Demanding multisensory engagement, AGHDRA is contextualized through a series of wallpapers, and prints, reflecting Arthur Jafa’s ongoing research into Blackness. This section presents a selection of images deriving from his Picture Books – collections of found imagery that the artist started in the mid 80’s, driven by the “obsessive” impulse “to push towards things that disturb me” and “not to pull back from them.” These source books contain intense, beautiful, raw, surprising, terrifying, and thought-provoking imagery, which has found its way into Arthur Jafa’s now iconic video works like Love is the Message, The Message is Death (2016), APEX (2013) and more recently Kanye West’s (Ye) music video Wash Us In The Blood feat. Travis Scott(2020). 

The exhibition was originally developed with Amira Gad.

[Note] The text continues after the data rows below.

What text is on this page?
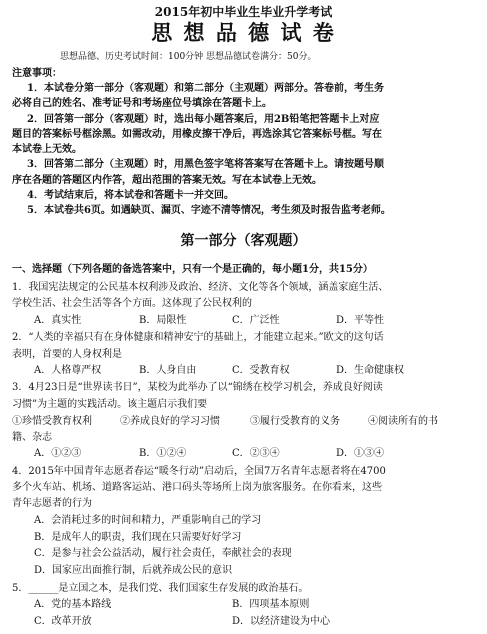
2015年初中毕业生毕业升学考试
思 想 品 德 试 卷
思想品德、历史考试时间：100分钟 思想品德试卷满分：50分。
注意事项：
1．本试卷分第一部分（客观题）和第二部分（主观题）两部分。答卷前，考生务
必将自己的姓名、准考证号和考场座位号填涂在答题卡上。
2．回答第一部分（客观题）时，选出每小题答案后，用2B铅笔把答题卡上对应
题目的答案标号框涂黑。如需改动，用橡皮擦干净后，再选涂其它答案标号框。写在
本试卷上无效。
3．回答第二部分（主观题）时，用黑色签字笔将答案写在答题卡上。请按题号顺
序在各题的答题区内作答，超出范围的答案无效。写在本试卷上无效。
4．考试结束后，将本试卷和答题卡一并交回。
5．本试卷共6页。如遇缺页、漏页、字迹不清等情况，考生须及时报告监考老师。
第一部分（客观题）
一、选择题（下列各题的备选答案中，只有一个是正确的，每小题1分，共15分）
1．我国宪法规定的公民基本权利涉及政治、经济、文化等各个领域，涵盖家庭生活、
学校生活、社会生活等各个方面。这体现了公民权利的
A．真实性	B．局限性	C．广泛性	D．平等性
2．“人类的幸福只有在身体健康和精神安宁的基础上，才能建立起来。”欧文的这句话
表明，首要的人身权利是
A．人格尊严权	B．人身自由	C．受教育权	D．生命健康权
3．4月23日是“世界读书日”，某校为此举办了以“锦绣在校学习机会，养成良好阅读
习惯”为主题的实践活动。该主题启示我们要
①珍惜受教育权利	②养成良好的学习习惯	③履行受教育的义务	④阅读所有的书
籍、杂志
A．①②③	B．①②④	C．②③④	D．①③④
4．2015年中国青年志愿者春运“暖冬行动”启动后，全国7万名青年志愿者将在4700
多个火车站、机场、道路客运站、港口码头等场所上岗为旅客服务。在你看来，这些
青年志愿者的行为
A．会消耗过多的时间和精力，严重影响自己的学习
B．是成年人的职责，我们现在只需要好好学习
C．是参与社会公益活动，履行社会责任，奉献社会的表现
D．国家应出面推行制，后就养成公民的意识
5．______是立国之本，是我们党、我们国家生存发展的政治基石。
A．党的基本路线	B．四项基本原则
C．改革开放	D．以经济建设为中心
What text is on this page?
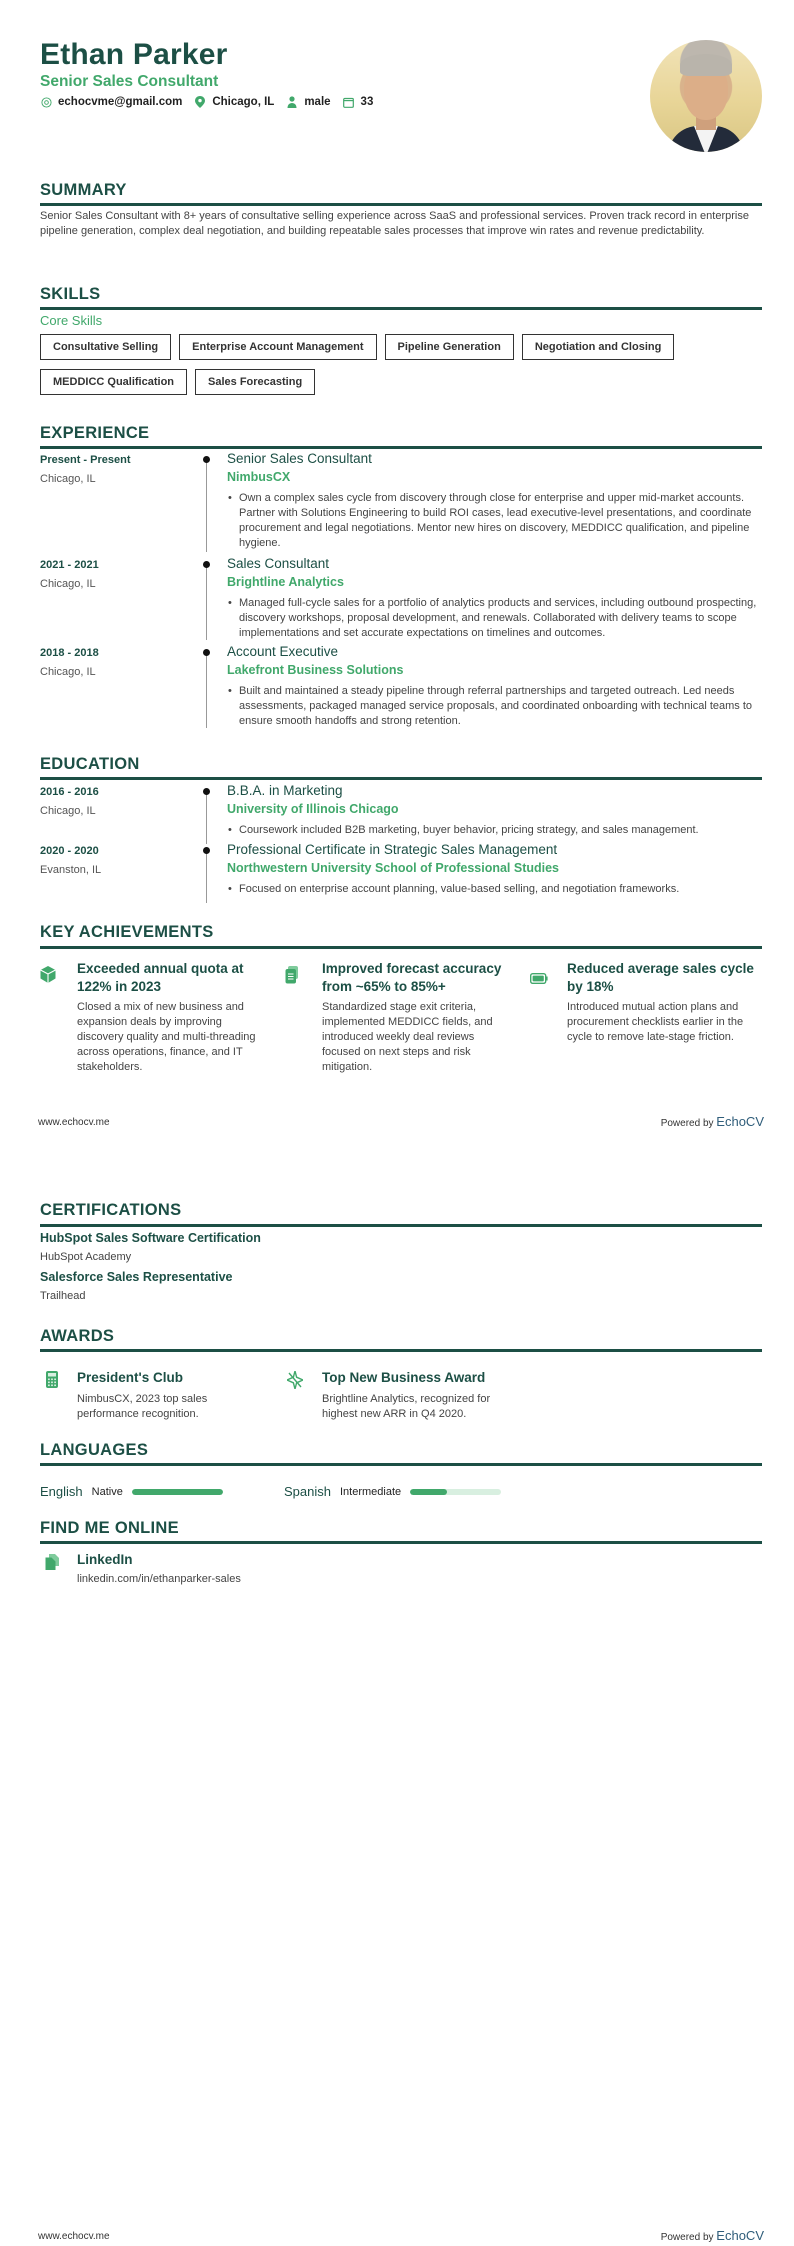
Ethan Parker
Senior Sales Consultant
echocvme@gmail.com	Chicago, IL	male	33
SUMMARY
Senior Sales Consultant with 8+ years of consultative selling experience across SaaS and professional services. Proven track record in enterprise pipeline generation, complex deal negotiation, and building repeatable sales processes that improve win rates and revenue predictability.
SKILLS
Core Skills
Consultative Selling	Enterprise Account Management	Pipeline Generation	Negotiation and Closing
MEDDICC Qualification	Sales Forecasting
EXPERIENCE
Present - Present
Chicago, IL
Senior Sales Consultant
NimbusCX
• Own a complex sales cycle from discovery through close for enterprise and upper mid-market accounts. Partner with Solutions Engineering to build ROI cases, lead executive-level presentations, and coordinate procurement and legal negotiations. Mentor new hires on discovery, MEDDICC qualification, and pipeline hygiene.
2021 - 2021
Chicago, IL
Sales Consultant
Brightline Analytics
• Managed full-cycle sales for a portfolio of analytics products and services, including outbound prospecting, discovery workshops, proposal development, and renewals. Collaborated with delivery teams to scope implementations and set accurate expectations on timelines and outcomes.
2018 - 2018
Chicago, IL
Account Executive
Lakefront Business Solutions
• Built and maintained a steady pipeline through referral partnerships and targeted outreach. Led needs assessments, packaged managed service proposals, and coordinated onboarding with technical teams to ensure smooth handoffs and strong retention.
EDUCATION
2016 - 2016
Chicago, IL
B.B.A. in Marketing
University of Illinois Chicago
• Coursework included B2B marketing, buyer behavior, pricing strategy, and sales management.
2020 - 2020
Evanston, IL
Professional Certificate in Strategic Sales Management
Northwestern University School of Professional Studies
• Focused on enterprise account planning, value-based selling, and negotiation frameworks.
KEY ACHIEVEMENTS
Exceeded annual quota at 122% in 2023
Closed a mix of new business and expansion deals by improving discovery quality and multi-threading across operations, finance, and IT stakeholders.
Improved forecast accuracy from ~65% to 85%+
Standardized stage exit criteria, implemented MEDDICC fields, and introduced weekly deal reviews focused on next steps and risk mitigation.
Reduced average sales cycle by 18%
Introduced mutual action plans and procurement checklists earlier in the cycle to remove late-stage friction.
www.echocv.me	Powered by EchoCV
CERTIFICATIONS
HubSpot Sales Software Certification
HubSpot Academy
Salesforce Sales Representative
Trailhead
AWARDS
President's Club
NimbusCX, 2023 top sales performance recognition.
Top New Business Award
Brightline Analytics, recognized for highest new ARR in Q4 2020.
LANGUAGES
English Native	Spanish Intermediate
FIND ME ONLINE
LinkedIn
linkedin.com/in/ethanparker-sales
www.echocv.me	Powered by EchoCV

The newly developed iteration is part of Serpentine’s tour of Jafa’s exhibition A Series of Utterly Improbable, Yet Extraordinary Renditions, and was specially conceived by the artist for the cathedral-like space of OGR Torino.

Arthur Jafa previously exhibited at Serpentine in 2017 with his solo exhibition A Series of Utterly Improbable, Yet Extraordinary Renditions and has travelled to Julia Stoschek Collection, Berlin (2018); Moderna Museet, Stockholm (2019); Galerie Rudolfinum, Prague (2019); and Serralves Museum of Contemporary Art (2020). The exhibition took the form of a site-specific installation in which the artist transformed the gallery space with a series of new assemblages that encompassed film, photography, and found footage. During the 2017 exhibition at Serpentine, Jafa presented his film Love is the Message, the Message is Death (2016) in a site-specific installation at Store Studios, co-presented by the Serpentine Galleries and The Vinyl Factory. During the exhibition’s final weekend, the artist also presented a Listening Session with Steve Coleman, Morgan Craft, Micah Gaugh, Melvin Gibbs, Jason Moran, Okwui Okpokwasili, and Kokayi Carl Walker which was followed by a limited vinyl edition released by The Vinyl Factory and Serpentine Galleries.

Over this period, the exhibition has continued to evolve, culminating in this latest collaboration with OGR, Serpentine, and the artist where the latest iteration of the work is presented. He has also been part of Serpentine’s annual Park Nights series in 2017. Park Nights is Serpentine’s experimental, interdisciplinary, live platform sited within its annual architectural commission, the Serpentine Pavilion.